Özellikle tarım araçları lastiği üretiminde uzmanlaşmış olan Amerikan grubu "Titan" talip oldu. Grubun patronu Maurice Taylor, Amiens- Nord'a gidip fabrikayı inceledi, işçilerle ve sendika temsilcileriyle görüştü...
Aradan epey zaman geçip "Titan"dan ses çıkmayınca ve fabrika çalışanlarının huzursuzluğu tavan yapınca, Fransa Kalkınma Bakanı Arnaud Montebourg, Maurice Taylor'a bir mektup göndermek ihtiyacını duydu: "Ya pazarlığı bitirin ya da vazgeçtiğinizi bildirin..."
***
Sen misin mektup yazan... Amerikan iş dünyasında dilinin kemiği olmamasıyla tanınan ve "Bozayı" lakabı takılan Maurice Taylor öyle bir cevap gönderdi ki, yenilir yutulur gibi değil. İşte birkaç cümle:
"O fabrikaya birkaç kez gittim. Çalışanları yüksek ücretler alıyorlar ama günde sadece üç saat çalışıyorlar. Mesailerinin bir saatini öğle yemeğinde geçiriyorlar, kalan üç saatini de tartışmayla, dedikoduyla geçiriyorlar.
Benden fabrikayı satın almak için masaya oturmamı istiyorsunuz. Bu kadar aptal olduğumuzu mu düşünüyorsunuz? Titan'ın lastik üretecek parası ve teknolojisi var. Ya sizin sözde işçilerinizin ve çılgın sendikacılarınızın nesi var? Sizin gibi bir hükümetleri!
Sizin fabrikanızı alacağıma Hindistan'a, Çin'e gider, oralarda saat ücreti bir avronun altında olan işçilere lastik ürettirir, getirir size satarım!"
***
Fransa günlerdir Maurice Taylor'un bu cevabını tartışıyor. Bakan Montebourg, bir mektup daha gönderdi; Fransa-ABD tarihi dostluğundan, Fransız General Marki de La Fayette'in ABD'nin bağımsızlığını kazanmasında oynadığı rolden, Normandiya çıkarmasından dem vurdu...
Bu çağda kahramanlığın esamisi mi okunur...
***
Ah, unutmadan "Titan"ın patronu Taylor, Başkan Barack Obama'nın izlediği ekonomik politikalara da diş biliyor. Ve de uçuk önerilerde bulunuyor:
"Kamuda çalışanların sayısını üçte bir oranında azaltalım. Eğitim Bakanlığı'nı lağvedelim, böylece en az 35 milyar dolar tasarruf sağlarız. Dünyanın her yerinde açtığımız büyükelçilikler israftan başka bir şey değil, pek çoğunu kapatalım gitsin..."

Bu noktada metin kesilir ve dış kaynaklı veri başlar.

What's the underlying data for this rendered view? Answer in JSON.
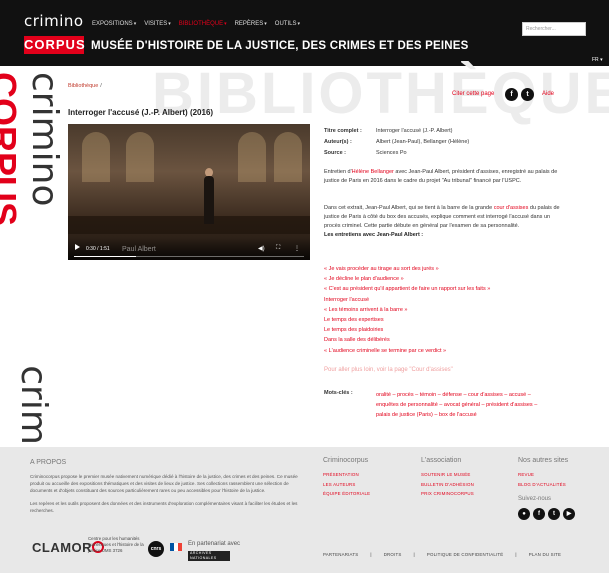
{
  "header": {
    "logo_top": "crimino",
    "logo_bottom": "CORPUS",
    "nav": [
      {
        "label": "EXPOSITIONS",
        "active": false
      },
      {
        "label": "VISITES",
        "active": false
      },
      {
        "label": "BIBLIOTHÈQUE",
        "active": true
      },
      {
        "label": "REPÈRES",
        "active": false
      },
      {
        "label": "OUTILS",
        "active": false
      }
    ],
    "site_title": "MUSÉE D'HISTOIRE DE LA JUSTICE, DES CRIMES ET DES PEINES",
    "search_placeholder": "Rechercher...",
    "lang": "FR"
  },
  "watermark": "BIBLIOTHÈQUE",
  "side_watermark": {
    "top": "crimino",
    "bottom": "CORPUS",
    "second": "crimino"
  },
  "breadcrumb": {
    "item": "Bibliothèque",
    "sep": "/"
  },
  "actions": {
    "cite": "Citer cette page",
    "fb": "f",
    "tw": "t",
    "help": "Aide"
  },
  "page_title": "Interroger l'accusé (J.-P. Albert) (2016)",
  "video": {
    "time": "0:30 / 1:51",
    "label": "Paul Albert",
    "progress_fraction": 0.27,
    "volume_icon": "volume-icon",
    "fullscreen_icon": "fullscreen-icon",
    "more_icon": "more-icon"
  },
  "meta": {
    "title_label": "Titre complet :",
    "title_value": "Interroger l'accusé (J.-P. Albert)",
    "author_label": "Auteur(s) :",
    "author_value": "Albert (Jean-Paul), Bellanger (Hélène)",
    "source_label": "Source :",
    "source_value": "Sciences Po"
  },
  "para1": {
    "pre": "Entretien d'",
    "link": "Hélène Bellanger",
    "post": " avec Jean-Paul Albert, président d'assises, enregistré au palais de justice de Paris en 2016 dans le cadre du projet \"Au tribunal\" financé par l'USPC."
  },
  "para2": {
    "pre": "Dans cet extrait, Jean-Paul Albert, qui se tient à la barre de la grande ",
    "link": "cour d'assises",
    "post": " du palais de justice de Paris à côté du box des accusés, explique comment est interrogé l'accusé dans un procès criminel. Cette partie débute en général par l'examen de sa personnalité.",
    "bold": "Les entretiens avec Jean-Paul Albert :"
  },
  "links": [
    "« Je vais procéder au tirage au sort des jurés »",
    "« Je décline le plan d'audience »",
    "« C'est au président qu'il appartient de faire un rapport sur les faits »",
    "Interroger l'accusé",
    "« Les témoins arrivent à la barre »",
    "Le temps des expertises",
    "Le temps des plaidoiries",
    "Dans la salle des délibérés",
    "« L'audience criminelle se termine par ce verdict »"
  ],
  "more_link": "Pour aller plus loin, voir la page \"Cour d'assises\"",
  "keywords": {
    "label": "Mots-clés :",
    "value": "oralité – procès – témoin – défense – cour d'assises – accusé – enquêtes de personnalité – avocat général – président d'assises – palais de justice (Paris) – box de l'accusé"
  },
  "footer": {
    "about_title": "A PROPOS",
    "about_p1": "Criminocorpus propose le premier musée nativement numérique dédié à l'histoire de la justice, des crimes et des peines. Ce musée produit ou accueille des expositions thématiques et des visites de lieux de justice. Ses collections rassemblent une sélection de documents et d'objets constituant des sources particulièrement rares ou peu accessibles pour l'histoire de la justice.",
    "about_p2": "Les repères et les outils proposent des données et des instruments d'exploration complémentaires visant à faciliter les études et les recherches.",
    "col1_title": "Criminocorpus",
    "col1_links": [
      "PRÉSENTATION",
      "LES AUTEURS",
      "ÉQUIPE ÉDITORIALE"
    ],
    "col2_title": "L'association",
    "col2_links": [
      "SOUTENIR LE MUSÉE",
      "BULLETIN D'ADHÉSION",
      "PRIX CRIMINOCORPUS"
    ],
    "col3_title": "Nos autres sites",
    "col3_links": [
      "REVUE",
      "BLOG D'ACTUALITÉS"
    ],
    "follow": "Suivez-nous",
    "social": [
      "●",
      "f",
      "t",
      "▶"
    ],
    "clamor": "CLAMOR",
    "clamor_sub": "Centre pour les humanités numériques et l'histoire de la justice UMS 3726",
    "cnrs": "cnrs",
    "partner": "En partenariat avec",
    "archives": "ARCHIVES NATIONALES",
    "bottom_nav": [
      "PARTENARIATS",
      "DROITS",
      "POLITIQUE DE CONFIDENTIALITÉ",
      "PLAN DU SITE"
    ],
    "pipe": "|"
  }
}
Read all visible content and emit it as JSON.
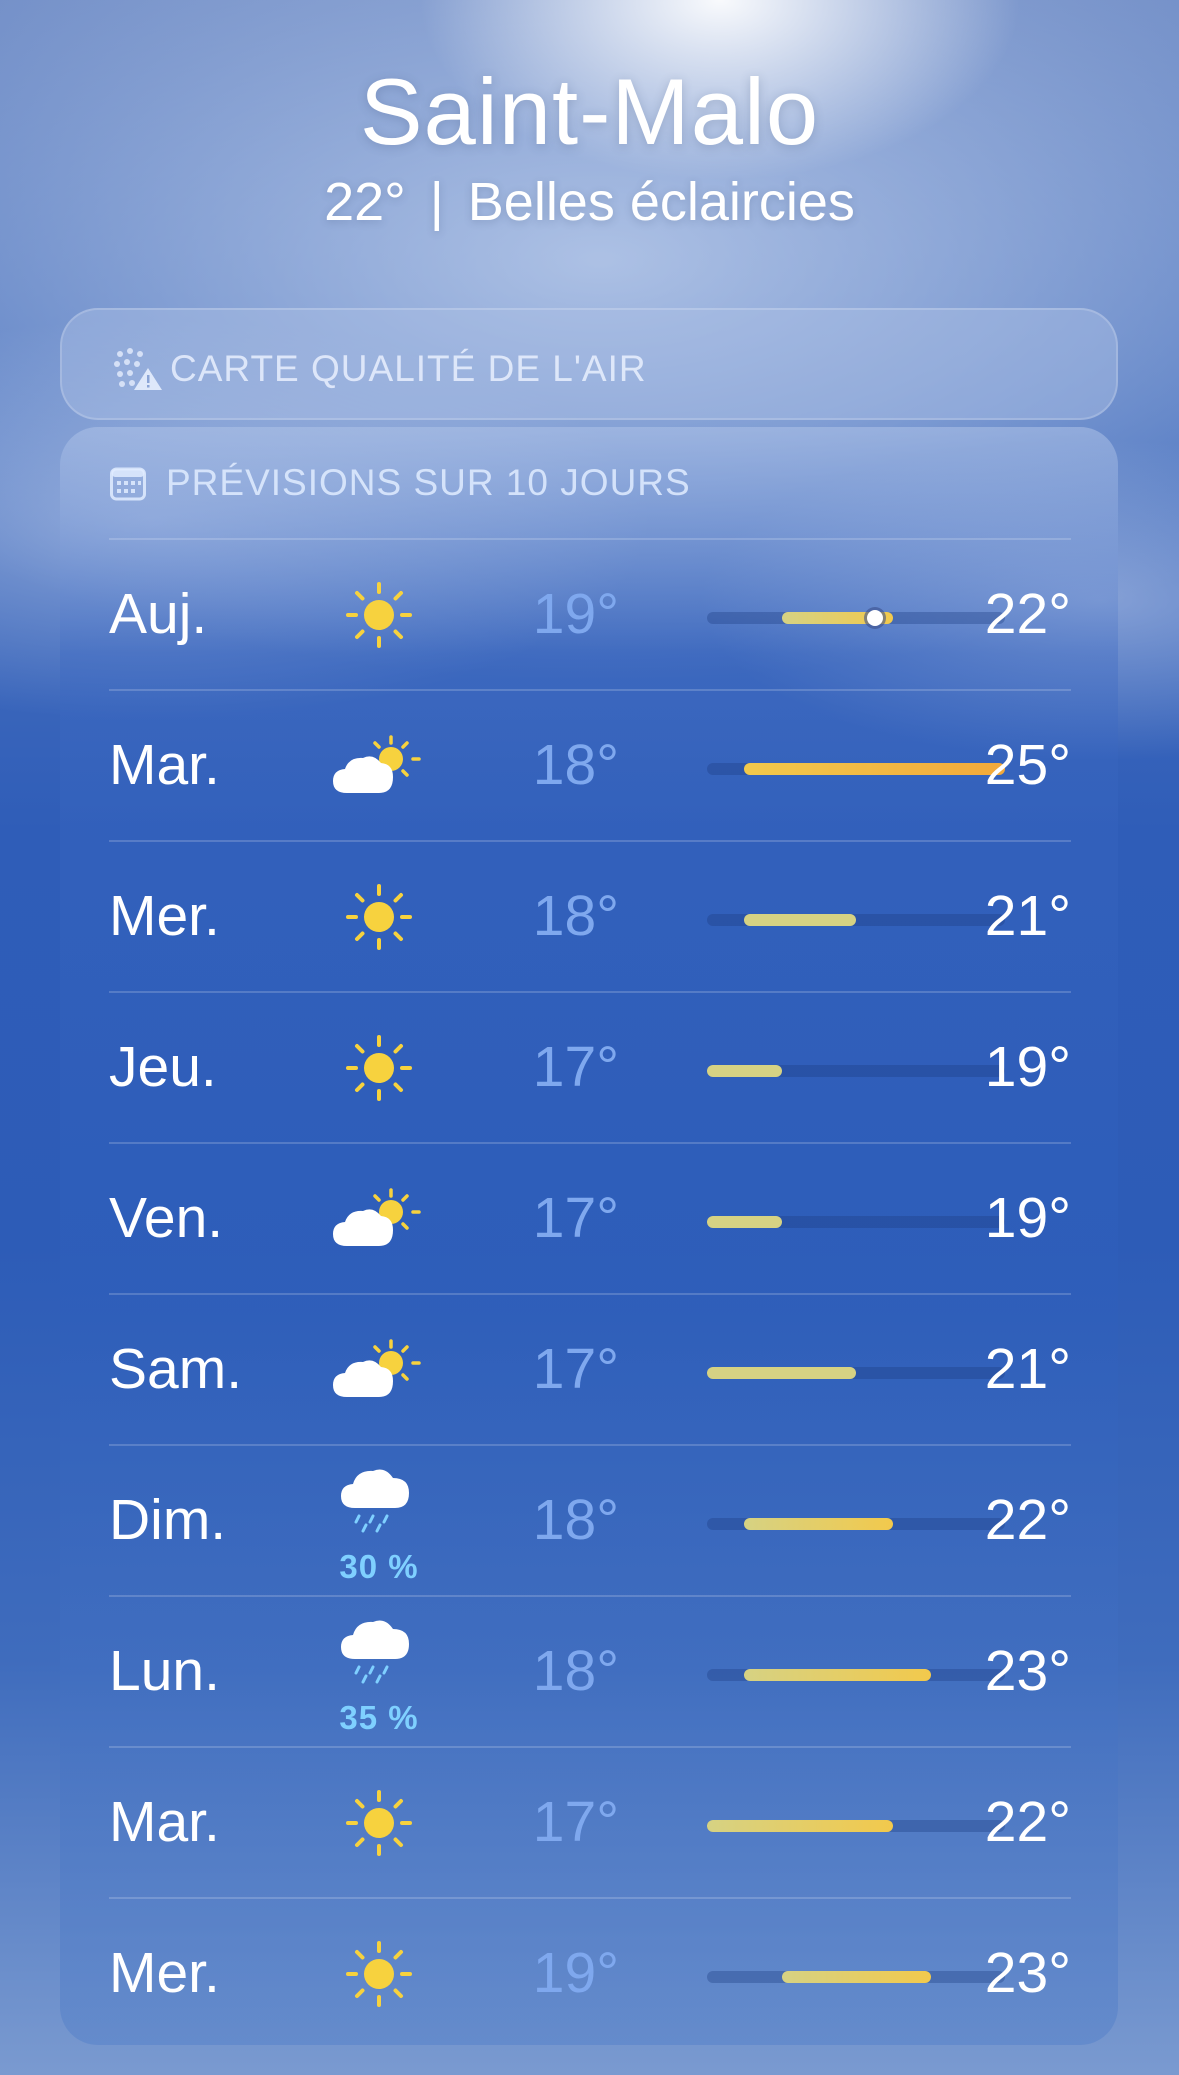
{
  "header": {
    "city": "Saint-Malo",
    "current_temp": "22°",
    "separator": "|",
    "condition": "Belles éclaircies"
  },
  "air_quality_card": {
    "title": "CARTE QUALITÉ DE L'AIR",
    "icon": "air-quality-map-icon"
  },
  "forecast": {
    "title": "PRÉVISIONS SUR 10 JOURS",
    "icon": "calendar-icon",
    "range_min": 17,
    "range_max": 25,
    "current_temp_value": 22,
    "colors": {
      "low_text": "#7fa8ee",
      "precip_text": "#7fd0ff",
      "bar_cool": "#d6d283",
      "bar_warm": "#f2c94c",
      "bar_hot": "#f2a93b"
    },
    "days": [
      {
        "day": "Auj.",
        "icon": "sun-icon",
        "precip": "",
        "low": "19°",
        "high": "22°",
        "low_value": 19,
        "high_value": 22,
        "is_today": true
      },
      {
        "day": "Mar.",
        "icon": "partly-cloudy-icon",
        "precip": "",
        "low": "18°",
        "high": "25°",
        "low_value": 18,
        "high_value": 25,
        "is_today": false
      },
      {
        "day": "Mer.",
        "icon": "sun-icon",
        "precip": "",
        "low": "18°",
        "high": "21°",
        "low_value": 18,
        "high_value": 21,
        "is_today": false
      },
      {
        "day": "Jeu.",
        "icon": "sun-icon",
        "precip": "",
        "low": "17°",
        "high": "19°",
        "low_value": 17,
        "high_value": 19,
        "is_today": false
      },
      {
        "day": "Ven.",
        "icon": "partly-cloudy-icon",
        "precip": "",
        "low": "17°",
        "high": "19°",
        "low_value": 17,
        "high_value": 19,
        "is_today": false
      },
      {
        "day": "Sam.",
        "icon": "partly-cloudy-icon",
        "precip": "",
        "low": "17°",
        "high": "21°",
        "low_value": 17,
        "high_value": 21,
        "is_today": false
      },
      {
        "day": "Dim.",
        "icon": "rain-cloud-icon",
        "precip": "30 %",
        "low": "18°",
        "high": "22°",
        "low_value": 18,
        "high_value": 22,
        "is_today": false
      },
      {
        "day": "Lun.",
        "icon": "rain-cloud-icon",
        "precip": "35 %",
        "low": "18°",
        "high": "23°",
        "low_value": 18,
        "high_value": 23,
        "is_today": false
      },
      {
        "day": "Mar.",
        "icon": "sun-icon",
        "precip": "",
        "low": "17°",
        "high": "22°",
        "low_value": 17,
        "high_value": 22,
        "is_today": false
      },
      {
        "day": "Mer.",
        "icon": "sun-icon",
        "precip": "",
        "low": "19°",
        "high": "23°",
        "low_value": 19,
        "high_value": 23,
        "is_today": false
      }
    ]
  }
}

Unutmadan bir not daha: Maurice Taylor, 1996 başkanlık seçimlerinde Cumhuriyetçi Parti'den aday adayı oldu. Kampanyada 6 milyon dolar harcadı ama kurultayda delegelerin sadece yüzde 1'inin desteğini sağlayabildi. Şimdi 2016'da yeniden aday olacağını söylüyor. Bir an için seçildiğini düşünün, Milton Friedman'ın Chicago Ekolü'nün reçeteleri onun uygulayacaklarının yanında ninni gibi kalır...
***
Küreselleşme madalyonunun öbür yüzü bu mu? Kim bilir...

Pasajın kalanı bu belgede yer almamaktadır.